Jeudi 27 août 2009 4 27 /08 /Août /2009 11:01

Pour ses dix ans, le festival @rt Outsiders (Maison européenne de la Photographie, du 9 septembre au 11 octobre 2009) se penche sur les environnements extrêmes.


Les « environnements extrêmes » désignent les milieux jusqu'à présent « inhabités » par les êtres humains, et que la technologie et la science contemporaines nous rendent « habitables » (Antarctique, environnement subaquatique, espace extra-terrestre, déserts), mais aussi ceux qui deviennent « inhabitables » par nos actions et modes de vie (pollution, accidents technologiques, impératifs économiques et réchauffement climatique).

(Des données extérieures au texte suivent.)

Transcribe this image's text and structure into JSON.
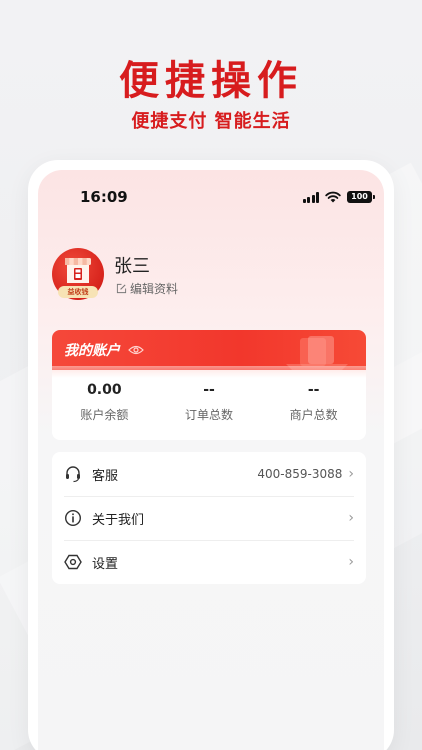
{
  "promo": {
    "headline": "便捷操作",
    "subline": "便捷支付 智能生活"
  },
  "status_bar": {
    "time": "16:09",
    "battery": "100"
  },
  "profile": {
    "name": "张三",
    "edit_label": "编辑资料",
    "avatar_tag": "益收钱"
  },
  "account": {
    "title": "我的账户",
    "stats": [
      {
        "value": "0.00",
        "label": "账户余额"
      },
      {
        "value": "--",
        "label": "订单总数"
      },
      {
        "value": "--",
        "label": "商户总数"
      }
    ]
  },
  "menu": {
    "items": [
      {
        "label": "客服",
        "value": "400-859-3088",
        "icon": "headset-icon"
      },
      {
        "label": "关于我们",
        "value": "",
        "icon": "info-icon"
      },
      {
        "label": "设置",
        "value": "",
        "icon": "settings-icon"
      }
    ]
  },
  "colors": {
    "brand_red": "#d71c1e",
    "card_header": "#f2372c"
  }
}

L'exposition « (In)Habitable ? L'art des environnements extrêmes » présente une dizaine d'œuvres explorant - dans l'imaginaire comme dans la réalité, dans le champ du politique, du social, de l'écologie et dans celui du poétique - ce que signifie « habiter l'extrême » mais aussi comment « l'extrême » aujourd'hui, nous habite.

 

Artistes et œuvres :

  • Howard Boland & Laura Cinti (Royaume Uni), The Martian Rose, 2007, installation mixed media, nouvelle édition pour @rt Outsiders 2009.
    > Dans une pure approche poétique, The Martian Rose nous renvoie à l’aspect mortifère de l’espace. Pour les artistes, l’oeuvre incorpore l’idée romantique d’offrir une rose à la planète Mars et sa rencontre avec un climat extrême, un rendez-vous entre la science et la culture.

  • Anne Brodie (Royaume Uni), Antarctica, a Choice? Rothera Collection, 2007, installation mixed media.
    > Qu’évoque l’Antarctique pour vous ? La question fut posée par l’artiste aux résidents, scientifiques et équipe logistique, de la base britannique Rothera avec l’invitation de mettre, anonymement, dans de petits flacons en verre, ce qui à leurs yeux représentait le mieux leurs sentiments à l’égard du continent.

  • Peter Cusack (Royaume Uni), Sounds from Dangerous Places, Chernobyl, 2006-2009, installation sonore et visuelle, version originale pour @rt Outsiders 2009.
    > Un enregistrement de sons dans divers endroits à, et autour de, Tchernobyl, accompagné de photographies de ces mêmes lieux. Une campagne bucolique avec pépiements d’oiseaux et fleurs des champs contraste avec la violence de l’invisible radioactivité crépitant dans le compteur Geiger.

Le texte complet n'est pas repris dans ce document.